Retour sur le lancement chaotique de Final Fantasy VIII par Square en 1998 : une projection ratée et des moments de malaise en direct

Titre original : Quand Square a dévoilé Final Fantasy 8, ils se sont tapés la honte pendant 7 minutes : « S'il vous plaît, ne filmez pas »

Une archive inédite de l’E3 1998 refait surface grâce à la Video Game History Foundation. On y découvre la toute première présentation américaine de Final Fantasy VIII, marquée par sept longues minutes de dysfonctionnements techniques, des micros coupés et des dirigeants en plein désarroi.

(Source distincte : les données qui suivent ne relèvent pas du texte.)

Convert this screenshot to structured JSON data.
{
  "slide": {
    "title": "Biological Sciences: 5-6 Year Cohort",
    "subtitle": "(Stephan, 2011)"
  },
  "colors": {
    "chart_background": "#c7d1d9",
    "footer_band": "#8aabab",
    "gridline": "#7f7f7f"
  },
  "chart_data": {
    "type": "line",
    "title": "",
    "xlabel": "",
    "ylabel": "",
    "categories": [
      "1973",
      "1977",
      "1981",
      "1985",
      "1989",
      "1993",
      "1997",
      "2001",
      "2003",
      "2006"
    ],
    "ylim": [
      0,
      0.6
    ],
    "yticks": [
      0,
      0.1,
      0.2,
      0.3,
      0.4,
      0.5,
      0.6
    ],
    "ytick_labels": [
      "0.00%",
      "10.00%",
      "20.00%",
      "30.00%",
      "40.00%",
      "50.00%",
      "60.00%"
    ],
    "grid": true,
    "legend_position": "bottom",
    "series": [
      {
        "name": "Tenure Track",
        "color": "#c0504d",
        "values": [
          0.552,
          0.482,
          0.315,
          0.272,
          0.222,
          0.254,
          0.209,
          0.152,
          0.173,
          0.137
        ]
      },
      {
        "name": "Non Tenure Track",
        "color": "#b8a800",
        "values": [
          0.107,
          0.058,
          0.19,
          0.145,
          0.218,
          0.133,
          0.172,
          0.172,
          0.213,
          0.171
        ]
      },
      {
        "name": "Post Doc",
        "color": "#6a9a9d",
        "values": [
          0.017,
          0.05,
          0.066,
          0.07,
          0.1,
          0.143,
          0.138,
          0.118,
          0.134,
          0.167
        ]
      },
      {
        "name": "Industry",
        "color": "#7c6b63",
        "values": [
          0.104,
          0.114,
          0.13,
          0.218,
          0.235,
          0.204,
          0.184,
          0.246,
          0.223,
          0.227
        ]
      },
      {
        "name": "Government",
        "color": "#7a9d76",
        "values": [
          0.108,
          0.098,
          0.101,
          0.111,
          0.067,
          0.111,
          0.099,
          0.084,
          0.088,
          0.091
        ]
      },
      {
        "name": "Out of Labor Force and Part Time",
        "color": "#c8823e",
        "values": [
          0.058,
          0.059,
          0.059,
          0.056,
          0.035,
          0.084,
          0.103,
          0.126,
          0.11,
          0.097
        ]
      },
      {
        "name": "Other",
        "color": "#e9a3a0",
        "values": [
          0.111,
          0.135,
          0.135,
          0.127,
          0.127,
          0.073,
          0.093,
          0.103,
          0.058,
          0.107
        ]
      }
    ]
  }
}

Les conférences de presse de l'industrie du jeu vidéo ressemblent désormais à des grands shows télévisés réglés au millimètre près, où chaque bande-annonce est diffusée avec une précision d'horloger. Il fut pourtant une époque où ces rassemblements tenaient davantage de la réunion d'affaires improvisée dans une salle de banquet moquettée. C'est le savoureux rappel que nous offre une cassette vidéo récemment numérisée et publiée par la Video Game History Foundation. En mai 1998, la firme japonaise Square s'apprête à dévoiler pour la toute première fois Final Fantasy VIII au public américain, portée par l'immense succès commercial de son prédécesseur. Seulement voilà : en coulisses, la technique en a décidé autrement.

Une alliance stratégique et une consigne vite ignorée

Le contexte était pourtant crucial pour l'éditeur nippon. Désireuse d'imposer durablement ses jeux de rôle sur le territoire nord-américain où le genre demeurait de niche, la société s'était associée au géant américain Electronic Arts afin de créer une structure commune baptisée Square Electronic Arts. Cette alliance visait à propulser des titres majeurs sur PlayStation, avec en ligne de mire trois projets phares destinés à marquer l'année 1998.

L'ambiance dans la salle de presse était particulièrement feutrée. Installés derrière une simple table nappée, les dirigeants des deux entreprises enchaînent les explications financières et logistiques devant une poignée de journalistes. Avant d'amorcer le plat de résistance, un représentant de Square prend la parole et formule une requête explicite : il demande poliment à l'assistance d'éteindre les caméras et de ne pas enregistrer la séquence vidéo sur le point d'être projetée. C'était sans compter sur la détermination d'Anthony Parisi, un participant armé de son caméscope. En ignorant scrupuleusement la consigne, cet homme a immortalisé ce qui reste aujourd'hui la seule trace vidéo connue du lancement américain du jeu.

Quand Square a dévoilé Final Fantasy 8, ils se sont tapés la honte pendant 7 minutes : « S'il vous plaît, ne filmez pas »

Sept minutes de meublage et de solitude intense

La projection s'est rapidement transformée en un véritable chemin de croix. Alors que l'assemblée retient son souffle pour découvrir les premières images de Squall Leonhart, l'écran de projection reste désespérément blanc. Le signal audio du trailer se fait bien entendre à plusieurs reprises dans les haut-parleurs, mais l'image refuse catégoriquement de s'afficher. Face au malaise grandissant, les cadres de Square et d'EA se voient contraints d'improviser une session de questions-réponses pour meubler l'attente.

L'enchaînement des pépins techniques a poussé le ridicule à son paroxysme. Alors que l'équipe s'efforce de répondre aux interrogations de la salle pour faire patienter les journalistes, les microphones finissent eux aussi par couper subitement. Après plus de sept minutes d'incertitude et de rires nerveux (sans compter les coupes visibles dans le montage vidéo), la lumière s'éteint enfin dans la pièce. C'est le moment choisi par l'appareil pour lancer le trailer... mais cette fois-ci sans le moindre son. Il aura fallu un ultime ajustement pour que le public puisse enfin découvrir la minute de cinématique en images de synthèse qui allait émerveiller toute une génération.

L'ironie des beaux discours de l'époque

Ce document historique ne vaut pas seulement pour ses ratés techniques hilarants. En réécoutant les interventions des représentants d'EA et de Square avec le recul de près de trois décennies, certaines déclarations prennent une résonance bien particulière. Comme le soulignait récemment le journaliste Dustin Bailey dans les colonnes de GamesRadar+, les dirigeants de l'époque n'hésitaient pas à défendre des visions stratégiques étonnamment idéalistes.

Les mots prononcés durant cette conférence font aujourd'hui sourire poliment les observateurs de l'industrie. Interrogé sur les motivations de ce rapprochement entre les deux géants du secteur, John Riccitiello, alors président d'Electronic Arts, affirmait sans détour :

Contrairement à de nombreuses coentreprises, celle-ci va réellement créer des emplois, plutôt que d'en supprimer dans l'industrie. Il ne s'agit pas d'une recherche d'efficacité, mais d'efficacité opérationnelle. Cela va développer cette industrie et faire croître les activités de Square et d'EA.